If you think of a class diagram as a detailed “blueprint” to be exactly followed during implementation, lack of details or misleading details can be frustrating. If the diagram has errors, you suspect the entire design.
On the other hand, if you view UML as means to express something interesting about your design, then you could freely use it to sketch design ideas. And be happy to only include those details that you think are critical to understand. UML used this ways is a tool for communicating or reasoning about a design, not for drafting detailed design blueprints.
The confusion about what to include and why you might want to, led me to develop courses I taught to industrial clients on The Art of Telling Your Design Story and Practical UML. Some of my students were thrilled that they didn’t need to include every detail in a sequence or class diagram; others felt deceived when diagrams lacked the details they wanted to see. That was (and still is) a big problem.

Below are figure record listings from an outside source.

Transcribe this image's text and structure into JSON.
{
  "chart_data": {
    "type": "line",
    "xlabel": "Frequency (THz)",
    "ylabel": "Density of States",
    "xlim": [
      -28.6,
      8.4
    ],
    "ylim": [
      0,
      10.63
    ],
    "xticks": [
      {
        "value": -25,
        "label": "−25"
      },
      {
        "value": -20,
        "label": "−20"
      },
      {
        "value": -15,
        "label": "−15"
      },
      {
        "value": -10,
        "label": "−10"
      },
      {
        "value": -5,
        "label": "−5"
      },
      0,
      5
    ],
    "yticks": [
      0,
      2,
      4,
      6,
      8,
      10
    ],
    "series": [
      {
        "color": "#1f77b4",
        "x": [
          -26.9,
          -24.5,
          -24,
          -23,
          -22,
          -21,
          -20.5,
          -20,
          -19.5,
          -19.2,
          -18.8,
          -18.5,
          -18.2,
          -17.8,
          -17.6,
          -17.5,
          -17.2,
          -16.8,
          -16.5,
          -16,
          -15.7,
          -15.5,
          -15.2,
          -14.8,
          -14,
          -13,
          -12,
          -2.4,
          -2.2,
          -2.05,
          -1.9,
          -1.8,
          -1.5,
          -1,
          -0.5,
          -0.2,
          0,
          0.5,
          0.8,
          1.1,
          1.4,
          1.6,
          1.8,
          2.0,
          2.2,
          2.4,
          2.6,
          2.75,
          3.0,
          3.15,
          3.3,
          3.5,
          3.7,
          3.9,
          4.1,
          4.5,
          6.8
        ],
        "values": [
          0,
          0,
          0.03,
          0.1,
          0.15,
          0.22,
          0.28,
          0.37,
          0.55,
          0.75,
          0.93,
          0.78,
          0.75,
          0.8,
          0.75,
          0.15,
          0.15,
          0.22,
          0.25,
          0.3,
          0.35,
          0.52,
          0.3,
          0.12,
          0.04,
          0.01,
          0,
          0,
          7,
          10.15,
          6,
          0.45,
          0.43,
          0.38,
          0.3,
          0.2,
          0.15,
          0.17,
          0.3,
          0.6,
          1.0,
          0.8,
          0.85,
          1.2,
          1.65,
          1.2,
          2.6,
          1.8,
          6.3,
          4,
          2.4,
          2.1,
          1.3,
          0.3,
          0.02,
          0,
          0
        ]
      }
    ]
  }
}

At the panel I also worried that:
“UML does not address many intrinsically, non object-oriented details about systems that are important to model….nor does it particularly well describe dynamic relationships between objects, patterns, algorithmic hot-spots, event models, object subassemblies or subsystems, Bertrand Meyer’s notion of contracts, invariants, business rules, or many of the artifacts of our own Responsibility-Driven Design process.”
Indeed. UML didn’t support everything worth describing about a software system.
From its inception, there was a large gap between what UML was capable of expressing and what architects, designers and developers wanted to show or needed to understand about their system. Although object technology was gaining prominence, structured analysis and design methods were also in use and people were still implementing software in functional or procedural languages. So how did other (non-oo) descriptions fit with UML? Short answer: They didn’t.
I was right about what UML lacked, yet hoped that the UML would grow and adapt with use:
“UML shouldn’t be burdened with having to be all things to all people for all times. I hope UML continues to remain a living language, adapted by people to create new modeling idioms appropriate to the task at hand.”
Key to UML’s continued utility would be the ability to define reasonable subsets and recognizable extensions. Indeed, later versions of UML allowed for that.
However, with the rise in popularity of Agile software development in the 2000s, UML, rightly or wrongly, got pegged as being the epitome of upfront design and analysis descriptions. Those descriptions are commonly viewed by many agile developers as being out of step with the current implementation. To them, design documentation independent from the code has little value. And since their focus is on delivering working code, they rarely see a need for UML.
And so, today, UML literacy is at a low point. Computer science students may learn some basic UML in a software design or engineering course. But this doesn’t translate to on-the-job use.
Some software architects or designers may produce UML diagrams or other design artifacts. What they create depends on their company culture. However, UML is largely irrelevant to most developers who perceive it as quaint, overly focused on object-technology, and too heavy weight for day-to-day use. UML is more like Esperanto than a vibrant living language.
Did standardizing on UML notation stifle design innovation? Well, no. Over time, software development has sorted out into those who buy into brand name methodologies and tools and notations, and those who mostly take a code-first approach. But the need to effectively communicate both essential details and nuances of complex software systems has never been greater. There's room for continued innovation.